London Times music critic Richard Morrison writes in BBC Magazine that the plight of the Minnesota Orchestra is "all too symptomatic of what's happening in many American musical institutions," citing recent strikes or lockouts in San Francisco, Atlanta, and Detroit.

Morrison then comes to a simple and utterly wrong conclusion:

All these disputes have a common cause. On one side are the musicians and technicians, backed by hardline unions brandishing rule books drawn up in the palmy 1950s.

On the other side are managements faced with hugely diminished endowments, a prolonged recession affecting sponsorship and donations ...

One side bad; one side good and downtrodden. Can anything be that simple? Of course not. For a balanced report on the same important subject, there is Alex Ross in the current New Yorker.

He doesn't make it one-sided (bringing up, for example, how "well-paid musicians in Chicago and San Francisco lacked the nobility of the players’ stand in Minnesota"), but he puts the blame where it belongs (management incompetence in Minneapolis) and posits that the Chicken Little act is premature: Professional worriers in the classical business have portrayed the Minnesota and the City Opera situations as symptoms of a systemic disease. To be sure, many other institutions find themselves on shaky footing. The Brooklyn Philharmonic, which has been struggling for years, currently has no staff. More than a few opera companies have scaled back their schedules and ambitions.

But other organizations are in surprisingly robust shape. The Chicago Symphony reported a record year of attendance and fund-raising. The Los Angeles Philharmonic is basking in wealth and thriving on innovation. The Cleveland Orchestra has increased revenue by attracting thousands of students to its concerts. And the Detroit Symphony is gradually rebounding from a fractious labor dispute a few seasons back, even as the city contemplates selling off some of its art collection. He could have added SFS to orchestras in a decent enough place financially, even in the immediate wake of the Great Recession, and numerous other organizations. But what about where the blame lies in Minneapolis and several other places?

Citing deficits, the Minnesota Orchestral Association had announced a 32% pay cut; the musicians balked, and the management locked them out. In the war of words that followed, the musicians easily held the high ground: the management had stooped to ruthless union-busting tactics, going so far as to buy up Internet domain names that could be used to support the musicians (SaveOurMinnesotaOrchestra, SaveOurOrchestra, and so on).

George Mitchell, the Northern Ireland peacemaker, tried to mediate a compromise: the musicians accepted his proposal, but the M.O.A. rejected it. A number of players have taken jobs elsewhere, although those who stayed have been mounting concerts on their own. The swift plunge of this magnificent orchestra looks to be one of the most flagrant cases of mismanagement in the recent history of American classical music.

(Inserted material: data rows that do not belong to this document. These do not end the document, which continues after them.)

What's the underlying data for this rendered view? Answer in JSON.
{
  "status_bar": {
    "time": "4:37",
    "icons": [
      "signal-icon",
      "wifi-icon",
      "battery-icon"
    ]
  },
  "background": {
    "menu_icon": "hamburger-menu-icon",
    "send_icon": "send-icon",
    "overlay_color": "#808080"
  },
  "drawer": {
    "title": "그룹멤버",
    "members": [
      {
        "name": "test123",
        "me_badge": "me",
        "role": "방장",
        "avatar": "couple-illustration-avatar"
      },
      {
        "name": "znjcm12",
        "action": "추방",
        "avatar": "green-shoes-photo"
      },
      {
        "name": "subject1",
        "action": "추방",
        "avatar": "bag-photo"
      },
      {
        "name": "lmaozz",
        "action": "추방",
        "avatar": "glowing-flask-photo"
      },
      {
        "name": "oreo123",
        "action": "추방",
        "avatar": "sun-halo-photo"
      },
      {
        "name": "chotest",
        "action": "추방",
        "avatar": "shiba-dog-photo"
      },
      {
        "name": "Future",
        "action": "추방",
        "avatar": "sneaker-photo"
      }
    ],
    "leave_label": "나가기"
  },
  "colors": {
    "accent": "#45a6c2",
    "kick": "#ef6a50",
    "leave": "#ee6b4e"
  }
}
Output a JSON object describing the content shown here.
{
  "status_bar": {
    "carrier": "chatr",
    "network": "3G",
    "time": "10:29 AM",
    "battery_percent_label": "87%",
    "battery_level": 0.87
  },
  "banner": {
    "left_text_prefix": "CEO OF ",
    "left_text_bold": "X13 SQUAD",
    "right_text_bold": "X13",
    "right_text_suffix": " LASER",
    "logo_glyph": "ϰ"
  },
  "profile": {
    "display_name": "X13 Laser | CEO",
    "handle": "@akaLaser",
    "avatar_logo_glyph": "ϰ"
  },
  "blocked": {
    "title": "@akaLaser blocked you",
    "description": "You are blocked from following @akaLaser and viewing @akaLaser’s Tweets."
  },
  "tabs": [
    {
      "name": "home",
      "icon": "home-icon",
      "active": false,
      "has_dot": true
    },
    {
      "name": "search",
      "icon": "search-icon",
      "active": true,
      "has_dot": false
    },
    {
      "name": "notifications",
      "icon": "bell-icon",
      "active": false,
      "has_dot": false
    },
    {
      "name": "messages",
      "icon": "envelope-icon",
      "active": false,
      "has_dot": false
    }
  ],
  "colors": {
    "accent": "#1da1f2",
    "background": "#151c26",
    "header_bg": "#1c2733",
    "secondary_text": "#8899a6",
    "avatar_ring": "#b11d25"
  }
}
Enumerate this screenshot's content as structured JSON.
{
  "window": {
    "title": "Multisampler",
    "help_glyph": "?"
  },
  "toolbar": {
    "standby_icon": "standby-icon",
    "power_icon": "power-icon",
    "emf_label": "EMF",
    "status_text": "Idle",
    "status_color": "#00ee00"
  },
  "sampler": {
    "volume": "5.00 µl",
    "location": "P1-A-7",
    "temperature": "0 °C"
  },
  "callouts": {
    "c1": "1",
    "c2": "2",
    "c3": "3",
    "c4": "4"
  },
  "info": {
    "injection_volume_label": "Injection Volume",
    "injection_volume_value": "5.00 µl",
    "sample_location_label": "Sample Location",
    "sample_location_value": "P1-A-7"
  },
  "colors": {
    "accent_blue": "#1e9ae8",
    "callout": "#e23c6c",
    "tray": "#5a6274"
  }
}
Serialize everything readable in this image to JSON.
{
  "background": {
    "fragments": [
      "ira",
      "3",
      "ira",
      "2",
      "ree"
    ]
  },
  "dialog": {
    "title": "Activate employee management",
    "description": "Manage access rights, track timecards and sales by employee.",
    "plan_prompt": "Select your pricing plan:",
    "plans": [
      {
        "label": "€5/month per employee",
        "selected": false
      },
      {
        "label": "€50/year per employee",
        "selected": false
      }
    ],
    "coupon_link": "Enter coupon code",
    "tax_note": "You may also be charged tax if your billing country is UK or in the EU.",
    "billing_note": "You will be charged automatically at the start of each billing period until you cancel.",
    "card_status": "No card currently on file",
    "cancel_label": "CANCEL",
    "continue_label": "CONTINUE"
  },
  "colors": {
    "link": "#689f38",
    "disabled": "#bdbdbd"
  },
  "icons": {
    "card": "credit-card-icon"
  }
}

Ross also calls to task New York City Opera's management for "a disastrous series of decisions in the period from 2007 to 2009, when it raided its endowment and put itself on a year’s hiatus," the 70-year-old company going out of business. Balancing the picture again, Ross adds: "Mismanagement cannot be blamed for all ills. Unions are too quick to jump into conflict mode ..." The larger picture:

If there is a crisis, it stems from the culture at large. The extant network of orchestras and opera houses is an artifact of a very different America. City Opera, a pet project of Fiorello LaGuardia, emerged from the ethos of the New Deal, when government funds were allotted to the propagation of the arts for the masses. These days, political leaders are largely absent from the discussion, and the winner-take-all economy is as prevalent in the arts as everywhere else. While smaller groups struggle, donors flock to the Met and other deluxe institutions. A week after City Opera’s demise, Juilliard announced a sixty-million-dollar gift from Bruce Kovner, a hedge-fund billionaire. Mayor Bloomberg, when asked about the fate of City Opera, feebly commented that "the business model doesn’t seem to be working." In the face of this mentality, it’s remarkable that "the People’s Opera," as LaGuardia called it, lasted as long as it did.